Öyleyse, tecrübeleri de dikkate alarak, liyakatini ispat etmiş bu zâtın fikirlerini, ön yargısız olarak ele alıp, çözüm tekliflerini, iş işten geçmeden değerlendirmeliyiz. Bu açıdan bakıldığında “çağın tefsiri” ünvanını almaya hak kazanan Risâle-i Nur Külliyatı, bütün azameti ve çekiciliğiyle istifadeye hazır olarak insanlığı beklemektedir.
Tarihe iz bırakmış İmâm-ı Rabbânî, Abdülkadir Geylânî, Muhyiddin Arabî ve Bediüzzaman Said Nursî gibi insanları tanımanın en güzel yolu, onları anlamak ve yaşadıklarını ve yazdıklarını öğrenmekten geçer.
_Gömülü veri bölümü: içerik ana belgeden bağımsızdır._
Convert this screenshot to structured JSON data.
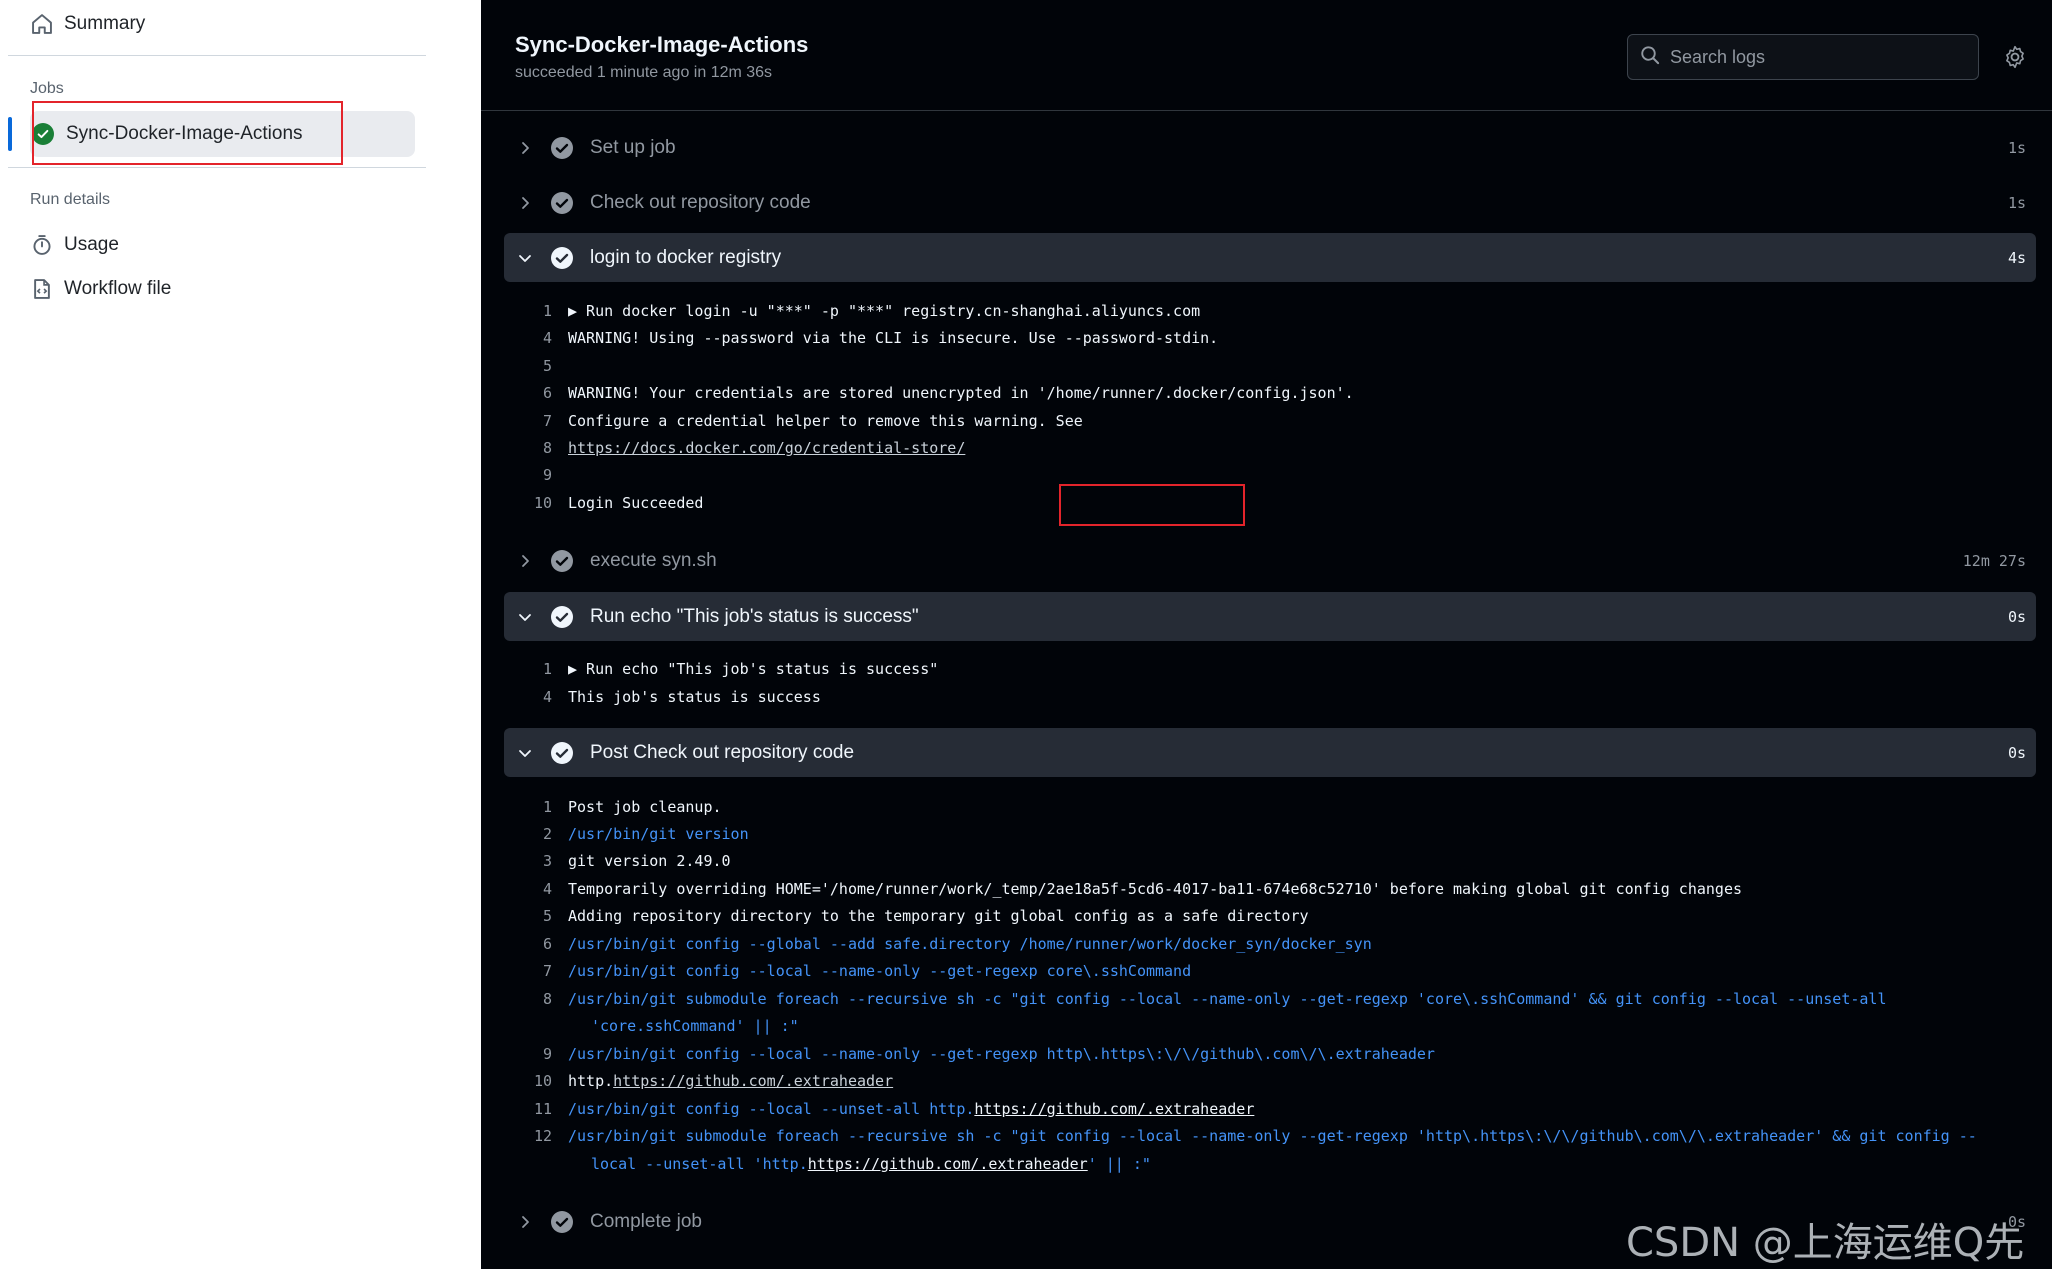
{
  "sidebar": {
    "summary_label": "Summary",
    "jobs_heading": "Jobs",
    "job_label": "Sync-Docker-Image-Actions",
    "run_details_heading": "Run details",
    "usage_label": "Usage",
    "workflow_file_label": "Workflow file"
  },
  "header": {
    "title": "Sync-Docker-Image-Actions",
    "subtitle": "succeeded 1 minute ago in 12m 36s",
    "search_placeholder": "Search logs"
  },
  "steps": [
    {
      "name": "Set up job",
      "duration": "1s"
    },
    {
      "name": "Check out repository code",
      "duration": "1s"
    },
    {
      "name": "login to docker registry",
      "duration": "4s"
    },
    {
      "name": "execute syn.sh",
      "duration": "12m 27s"
    },
    {
      "name": "Run echo \"This job's status is success\"",
      "duration": "0s"
    },
    {
      "name": "Post Check out repository code",
      "duration": "0s"
    },
    {
      "name": "Complete job",
      "duration": "0s"
    }
  ],
  "logs": {
    "login": [
      {
        "n": "1",
        "pre": "▶ Run docker login -u \"***\" -p \"***\" registry.cn-shanghai.aliyuncs.com"
      },
      {
        "n": "4",
        "pre": "WARNING! Using --password via the CLI is insecure. Use --password-stdin."
      },
      {
        "n": "5",
        "pre": ""
      },
      {
        "n": "6",
        "pre": "WARNING! Your credentials are stored unencrypted in '/home/runner/.docker/config.json'."
      },
      {
        "n": "7",
        "pre": "Configure a credential helper to remove this warning. See"
      },
      {
        "n": "8",
        "link": "https://docs.docker.com/go/credential-store/"
      },
      {
        "n": "9",
        "pre": ""
      },
      {
        "n": "10",
        "pre": "Login Succeeded"
      }
    ],
    "echo": [
      {
        "n": "1",
        "pre": "▶ Run echo \"This job's status is success\""
      },
      {
        "n": "4",
        "pre": "This job's status is success"
      }
    ],
    "post": [
      {
        "n": "1",
        "pre": "Post job cleanup."
      },
      {
        "n": "2",
        "pre": "/usr/bin/git version"
      },
      {
        "n": "3",
        "pre": "git version 2.49.0"
      },
      {
        "n": "4",
        "pre": "Temporarily overriding HOME='/home/runner/work/_temp/2ae18a5f-5cd6-4017-ba11-674e68c52710' before making global git config changes"
      },
      {
        "n": "5",
        "pre": "Adding repository directory to the temporary git global config as a safe directory"
      },
      {
        "n": "6",
        "pre": "/usr/bin/git config --global --add safe.directory /home/runner/work/docker_syn/docker_syn"
      },
      {
        "n": "7",
        "pre": "/usr/bin/git config --local --name-only --get-regexp core\\.sshCommand"
      },
      {
        "n": "8",
        "pre": "/usr/bin/git submodule foreach --recursive sh -c \"git config --local --name-only --get-regexp 'core\\.sshCommand' && git config --local --unset-all",
        "cont": "'core.sshCommand' || :\""
      },
      {
        "n": "9",
        "pre": "/usr/bin/git config --local --name-only --get-regexp http\\.https\\:\\/\\/github\\.com\\/\\.extraheader"
      },
      {
        "n": "10",
        "pre": "http.",
        "link": "https://github.com/.extraheader"
      },
      {
        "n": "11",
        "pre": "/usr/bin/git config --local --unset-all http.",
        "link": "https://github.com/.extraheader"
      },
      {
        "n": "12",
        "pre": "/usr/bin/git submodule foreach --recursive sh -c \"git config --local --name-only --get-regexp 'http\\.https\\:\\/\\/github\\.com\\/\\.extraheader' && git config --",
        "cont_pre": "local --unset-all 'http.",
        "cont_link": "https://github.com/.extraheader",
        "cont_post": "' || :\""
      }
    ]
  },
  "watermark": "CSDN @上海运维Q先生",
  "colors": {
    "success": "#1a7f37",
    "accent": "#0969da",
    "annotation": "#e3242b",
    "log_blue": "#4493f8"
  }
}
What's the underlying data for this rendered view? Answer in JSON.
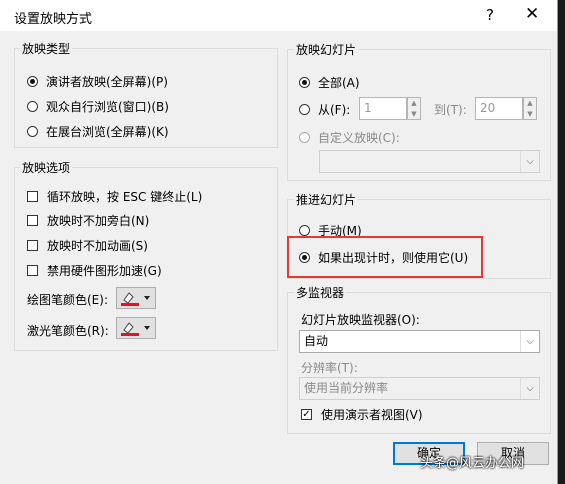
{
  "title": "设置放映方式",
  "titlebar": {
    "help": "?",
    "close": "✕"
  },
  "show_type": {
    "title": "放映类型",
    "options": [
      {
        "label": "演讲者放映(全屏幕)(P)",
        "checked": true
      },
      {
        "label": "观众自行浏览(窗口)(B)",
        "checked": false
      },
      {
        "label": "在展台浏览(全屏幕)(K)",
        "checked": false
      }
    ]
  },
  "show_options": {
    "title": "放映选项",
    "checks": [
      {
        "label": "循环放映，按 ESC 键终止(L)"
      },
      {
        "label": "放映时不加旁白(N)"
      },
      {
        "label": "放映时不加动画(S)"
      },
      {
        "label": "禁用硬件图形加速(G)"
      }
    ],
    "pen_color_label": "绘图笔颜色(E):",
    "laser_color_label": "激光笔颜色(R):",
    "pen_color": "#e81123",
    "laser_color": "#e81123"
  },
  "slides": {
    "title": "放映幻灯片",
    "all_label": "全部(A)",
    "from_label": "从(F):",
    "from_value": "1",
    "to_label": "到(T):",
    "to_value": "20",
    "custom_label": "自定义放映(C):"
  },
  "advance": {
    "title": "推进幻灯片",
    "manual_label": "手动(M)",
    "timing_label": "如果出现计时，则使用它(U)"
  },
  "monitors": {
    "title": "多监视器",
    "monitor_label": "幻灯片放映监视器(O):",
    "monitor_value": "自动",
    "resolution_label": "分辨率(T):",
    "resolution_value": "使用当前分辨率",
    "presenter_view_label": "使用演示者视图(V)"
  },
  "buttons": {
    "ok": "确定",
    "cancel": "取消"
  },
  "watermark": "头条@风云办公网",
  "colors": {
    "highlight": "#e53935",
    "accent": "#0078d7"
  }
}
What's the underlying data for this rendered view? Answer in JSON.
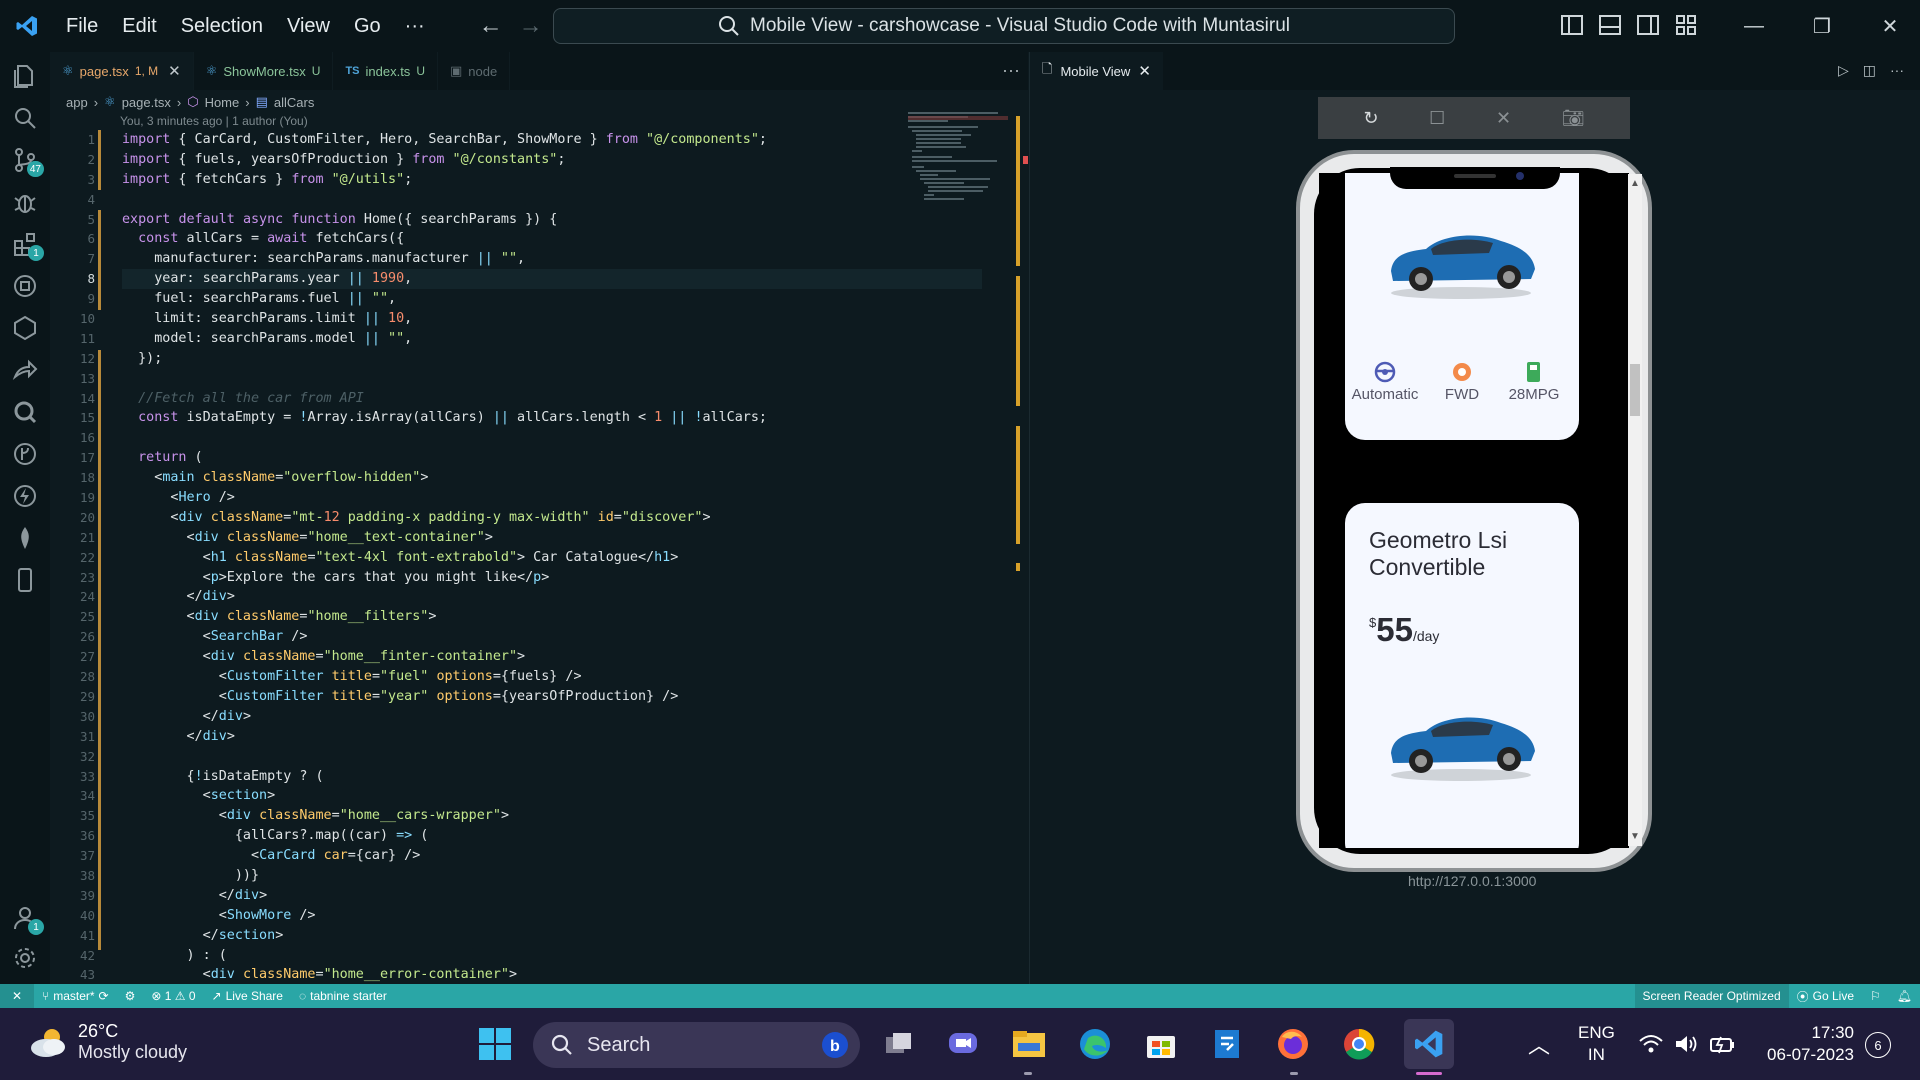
{
  "titlebar": {
    "menu": [
      "File",
      "Edit",
      "Selection",
      "View",
      "Go",
      "···"
    ],
    "command_center": "Mobile View - carshowcase - Visual Studio Code with Muntasirul"
  },
  "activity_badges": {
    "source_control": "47",
    "extensions": "1",
    "accounts": "1"
  },
  "tabs": [
    {
      "label": "page.tsx",
      "mark": "1, M",
      "active": true
    },
    {
      "label": "ShowMore.tsx",
      "mark": "U"
    },
    {
      "label": "index.ts",
      "mark": "U",
      "prefix": "TS"
    },
    {
      "label": "node",
      "mark": ""
    }
  ],
  "breadcrumb": [
    "app",
    "page.tsx",
    "Home",
    "allCars"
  ],
  "editor": {
    "blame": "You, 3 minutes ago | 1 author (You)",
    "current_line": 8,
    "lines": [
      "import { CarCard, CustomFilter, Hero, SearchBar, ShowMore } from \"@/components\";",
      "import { fuels, yearsOfProduction } from \"@/constants\";",
      "import { fetchCars } from \"@/utils\";",
      "",
      "export default async function Home({ searchParams }) {",
      "  const allCars = await fetchCars({",
      "    manufacturer: searchParams.manufacturer || \"\",",
      "    year: searchParams.year || 1990,",
      "    fuel: searchParams.fuel || \"\",",
      "    limit: searchParams.limit || 10,",
      "    model: searchParams.model || \"\",",
      "  });",
      "",
      "  //Fetch all the car from API",
      "  const isDataEmpty = !Array.isArray(allCars) || allCars.length < 1 || !allCars;",
      "",
      "  return (",
      "    <main className=\"overflow-hidden\">",
      "      <Hero />",
      "      <div className=\"mt-12 padding-x padding-y max-width\" id=\"discover\">",
      "        <div className=\"home__text-container\">",
      "          <h1 className=\"text-4xl font-extrabold\"> Car Catalogue</h1>",
      "          <p>Explore the cars that you might like</p>",
      "        </div>",
      "        <div className=\"home__filters\">",
      "          <SearchBar />",
      "          <div className=\"home__finter-container\">",
      "            <CustomFilter title=\"fuel\" options={fuels} />",
      "            <CustomFilter title=\"year\" options={yearsOfProduction} />",
      "          </div>",
      "        </div>",
      "",
      "        {!isDataEmpty ? (",
      "          <section>",
      "            <div className=\"home__cars-wrapper\">",
      "              {allCars?.map((car) => (",
      "                <CarCard car={car} />",
      "              ))}",
      "            </div>",
      "            <ShowMore />",
      "          </section>",
      "        ) : (",
      "          <div className=\"home__error-container\">"
    ]
  },
  "right_panel": {
    "tab_label": "Mobile View",
    "url": "http://127.0.0.1:3000",
    "card1": {
      "specs": [
        {
          "icon": "steering-wheel-icon",
          "label": "Automatic"
        },
        {
          "icon": "tire-icon",
          "label": "FWD"
        },
        {
          "icon": "gas-icon",
          "label": "28MPG"
        }
      ]
    },
    "card2": {
      "title": "Geometro Lsi Convertible",
      "currency": "$",
      "price": "55",
      "per": "/day"
    }
  },
  "statusbar": {
    "branch": "master*",
    "problems": "⊗ 1 ⚠ 0",
    "live_share": "Live Share",
    "tabnine": "tabnine starter",
    "screen_reader": "Screen Reader Optimized",
    "go_live": "Go Live"
  },
  "taskbar": {
    "temperature": "26°C",
    "weather": "Mostly cloudy",
    "search": "Search",
    "lang1": "ENG",
    "lang2": "IN",
    "time": "17:30",
    "date": "06-07-2023",
    "notifications": "6"
  }
}
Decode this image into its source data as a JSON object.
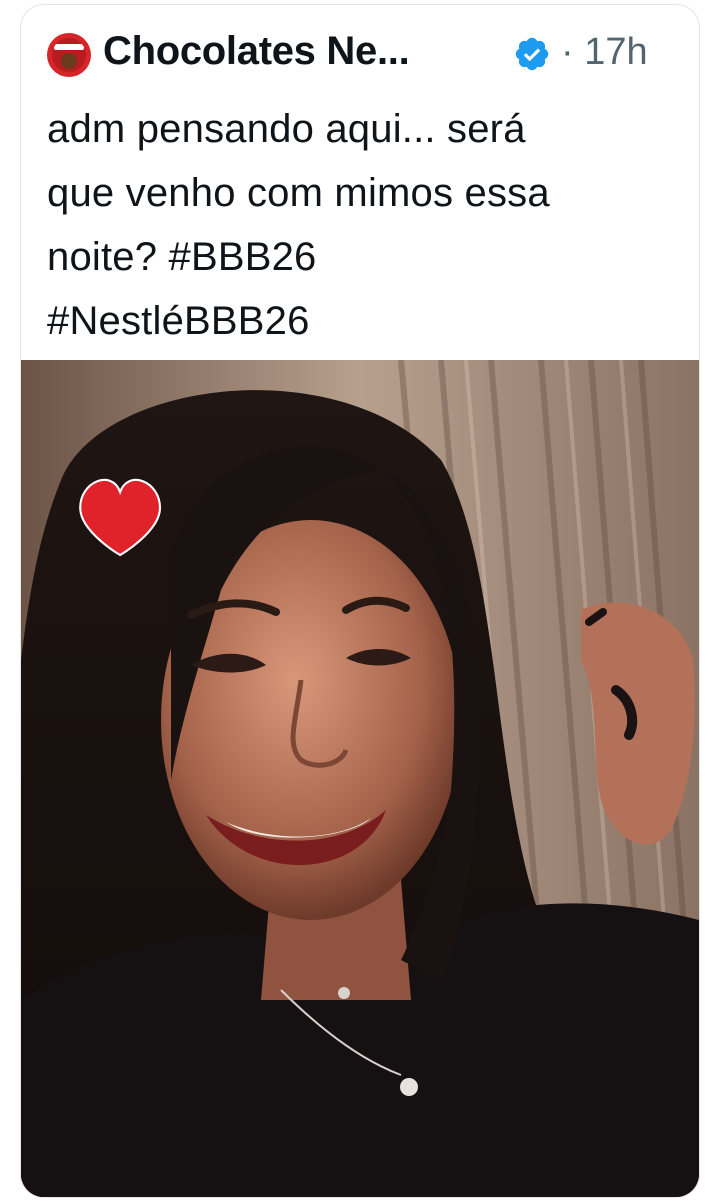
{
  "tweet": {
    "author_name": "Chocolates Ne...",
    "separator": "·",
    "time": "17h",
    "text_lines": [
      "adm pensando aqui... será",
      "que venho com mimos essa",
      "noite?  #BBB26",
      "#NestléBBB26"
    ],
    "avatar_icon": "nestle-logo-icon",
    "verified_icon": "verified-badge-icon",
    "colors": {
      "verified": "#1d9bf0",
      "avatar": "#d6262a",
      "text": "#0f1419",
      "muted": "#536471"
    }
  },
  "media": {
    "image_icon": "photo-woman-smiling-heart"
  }
}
80 yıllık ömrünü İslâma adamış olan, Bediüzzaman Said Nursî, 20. asrın imansızlık hastalığına karşı yazdığı 6000 sayfa Risâle-i Nur’u kısacık dünya hayatına sıkıştırmıştır.
Eğer, “Ben bu hakikatleri yaşayarak Muhabbetullah’a müştak bir muhabbet fedaisi olmak istiyorum” diyorsanız, Bediüzzaman’ı ve onun eserlerini okumaya, anlamaya ve anlatmaya çalışmalısınız.
Bu asrın insanı, onun fikirlerini anladığı zaman, mutlaka kendi asrının şahsî ve içtimâî problemlerini çözmüş olacaktır.
Bu gün sadece ülkemizde değil, dünyanın her yerinde, inkâra ve ahlâksızlığa karşı, en büyük set, doğrudan doğruya Kur’ân’a ait olan ve hakiki Kur’ân tefsiri Risâle-i Nurlardır. Onun müellifi Bediüzzaman’ın tanınması ve anlaşılması, inşallah yüreklere iman nurunun yerleşmesine vesile olacaktır.